If the stringent response is utilized in the enzootic life cycle of borrelia as we and others have suggested (Godfrey et al., 2002; Bugrysheva et al., 2005; Bugrysheva et al., 2015; Drecktrah et al., 2015; Caimano et al., 2016), its mobilization in different developmental stages and tissue types in its arthropod hosts and primary mammalian reservoirs can be expected to have been under strong evolutionary pressure with respect to tissue tropism and timing (Radolf et al., 2012; Caimano et al., 2016; Steere et al., 2016).
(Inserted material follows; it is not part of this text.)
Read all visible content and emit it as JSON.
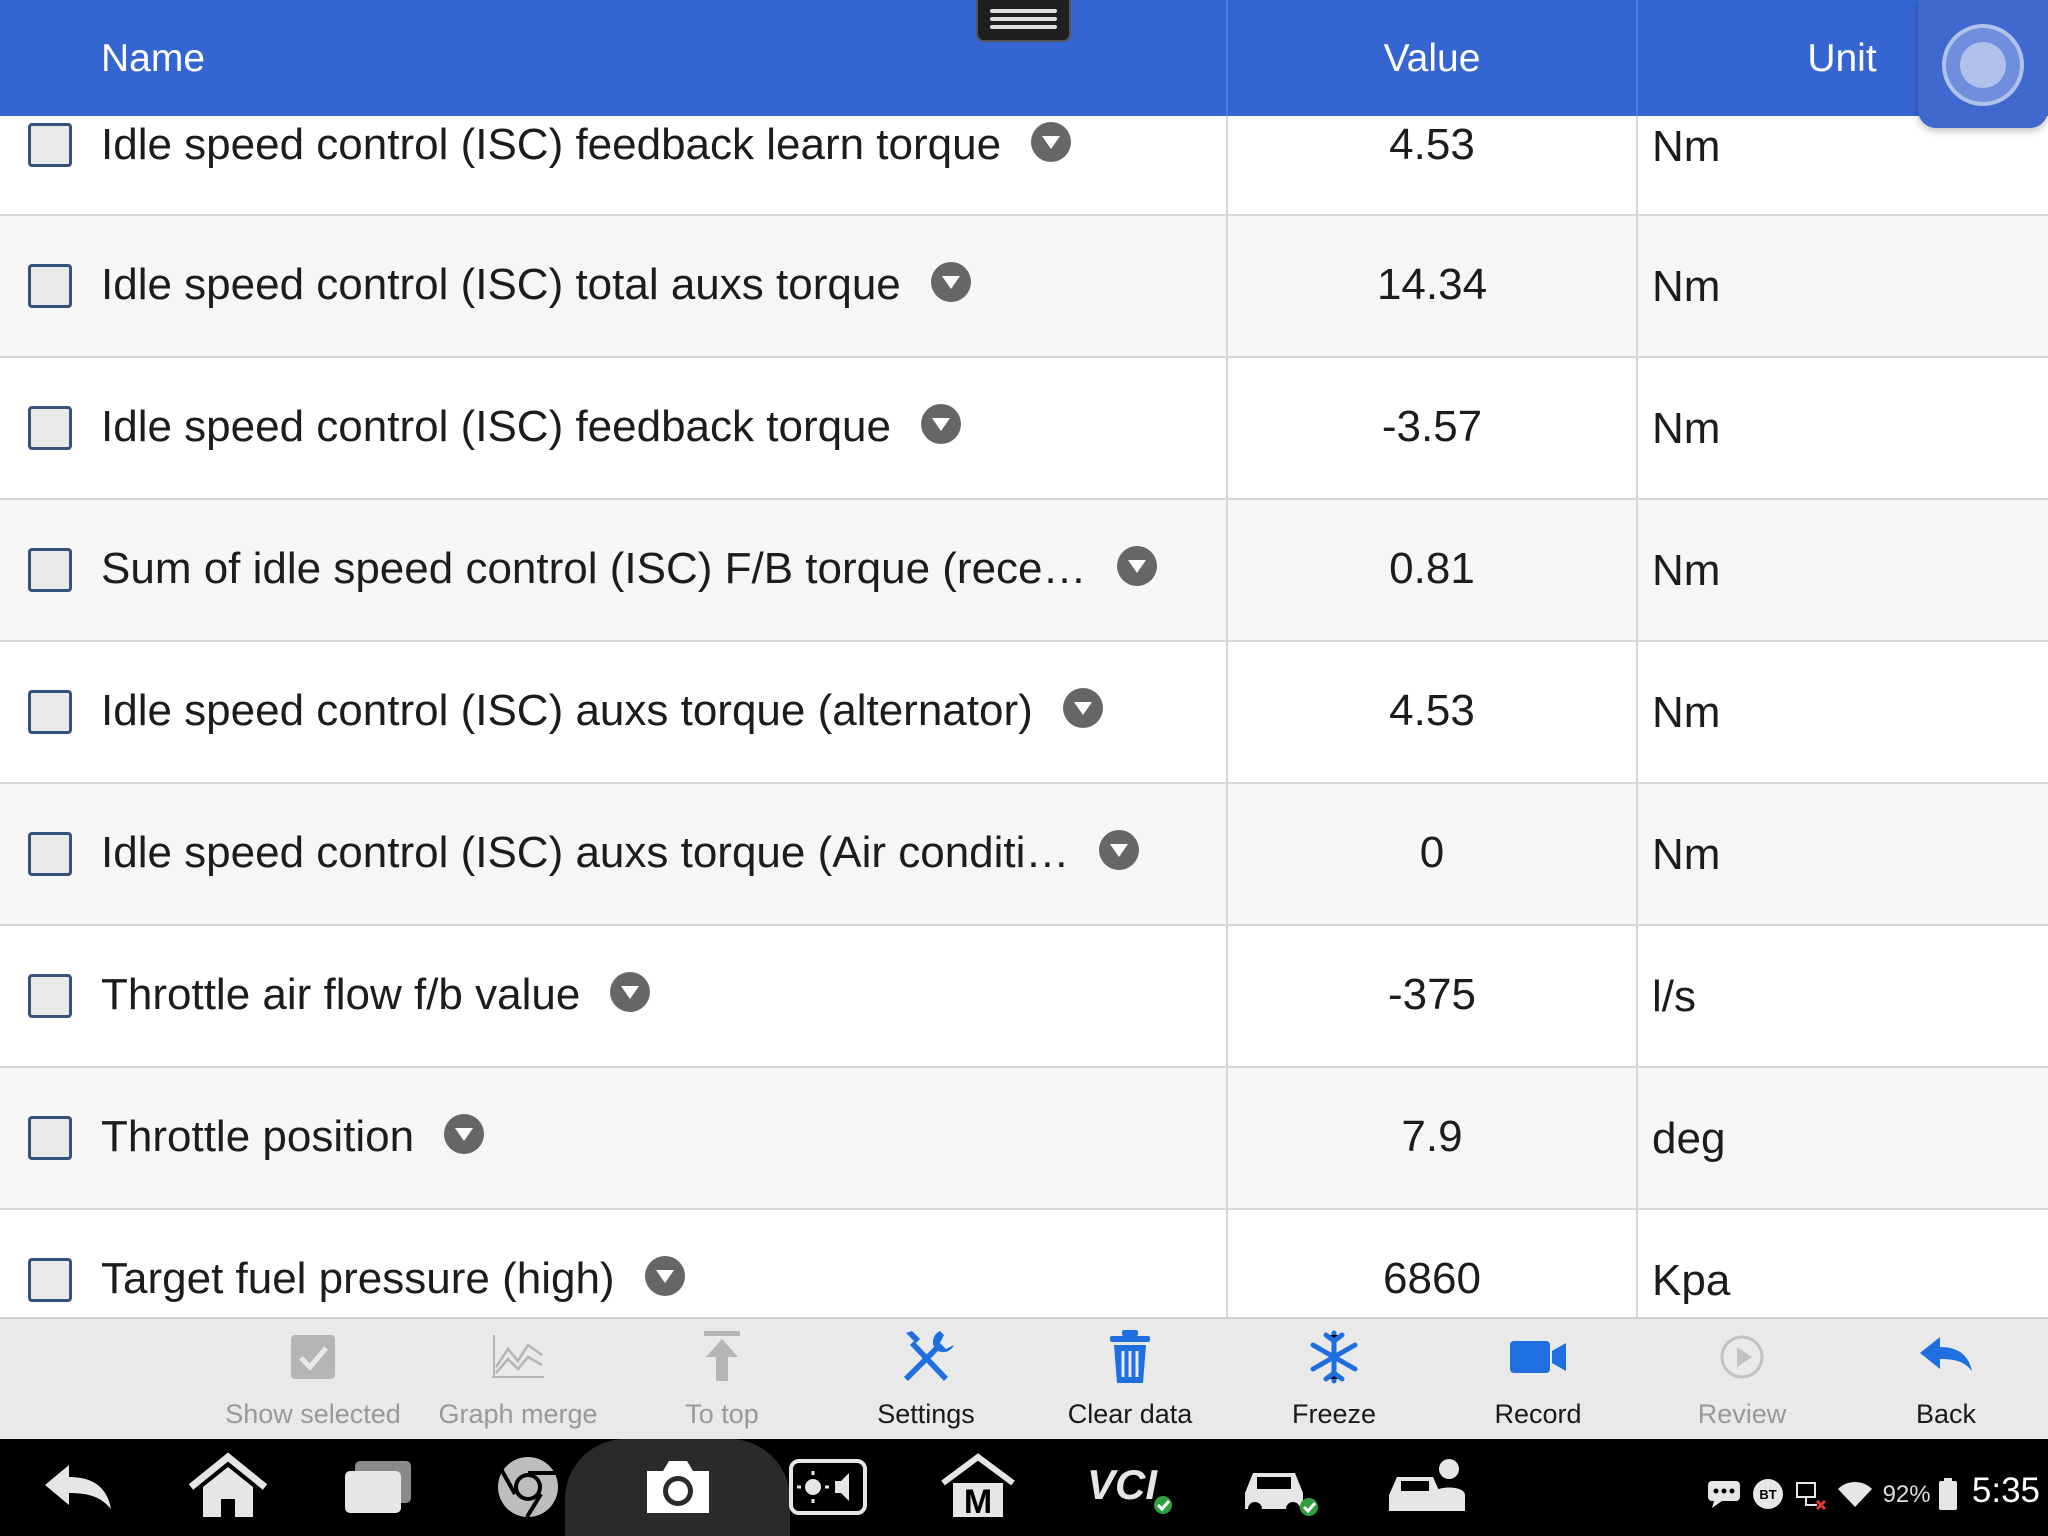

In dead-end mammalian hosts such as humans which are not critical to the spirochete’s propagation, the spirochete’s ability to evade immune responses and antimicrobial treatment and take up residence in refugia would, by implication, be a side-effect of selection on other traits (a “spandrel” in the terminology of Gould and Lewontin (1979)). Its incidental origin would make it no less of a potential clinical problem if it were found to be involved in manifestations of late Lyme disease such as arthritis and post-treatment Lyme disease syndrome (Steere et al., 1994; Chandra et al., 2011; Arvikar and Steere, 2015; Steere et al., 2016).

Readily detectable borrelia tolerant to antimicrobials in suspension cultures and biofilms in vitro (Terekhova et al., 2002; Caskey and Embers, 2015; Sharma et al., 2015; Feng et al., 2015a), detection of B. burgdorferi gene expression in tick stages (Iyer et al., 2015), development of models of infection for vertebrate reservoirs, including potential refugia for persister spirochetes (Akins et al., 1998; Zambrano et al., 2004; Cabello et al., 2007; Iyer et al., 2015), and the appearance of apparently quiescent round forms under several kinds of environmental stresses (Brorson and Brorson, 1997; Alban et al., 2000; Dunham-Ems et al., 2012; Drecktrah et al., 2015; Meriläinen et al., 2015; Feng et al., 2016) suggest that mechanisms of these potentially clinically relevant phenomena may eventually be discovered (Bockenstedt et al., 2012; Marques et al., 2014; Steere et al., 2016). For example, the genetic and metabolic make-up of non-culturable B. burgdorferi tolerant to antimicrobials rescued from animals by xenodiagnoses could provide insight into the relationship between tolerance and resistance to these compounds (Bockenstedt et al., 2002; Embers et al., 2012; Marques et al., 2014). The use of recently developed genomic tools (Lybecker et al., 2014; Arnold et al., 2016; Wright et al., 2016; Adams et al., 2017), should permit ready isolation of multiple mutants of B. burgdorferi global regulators including relBbu that will allow assessment of their hierarchic order in gene regulation by epistasis and their role in borrelial permanence in the enzootic cycle and borrelial persistence in vitro and in vivo (Avery and Wasserman, 1992; Phillips, 2008). Dissection of these networks of interactions among global regulators of B. burgdorferi is essential for understanding the ability of this organism to persist in its hosts, its vectors and its enzootic cycle (Corona and Schwartz, 2015; Iyer et al., 2015), and will be critical to informing the design of relevant vaccines and antimicrobials (Wexselblatt et al., 2013; Syal et al., 2017).

Acknowledgments

This work was supported by NIH grant R01 AI48856 to F.C.C. We acknowledge discussions, comments and suggestions by Drs. Ira Schwartz, Nyles Charon, Monica Morici-Embers, Brian Stevenson, Radha Iyer, Denis Liveris and Sandra Aedo, and thank two anonymous reviewers for their insightful criticism and comments. We apologize to the many authors whose research could not be cited and discussed due to space limitations.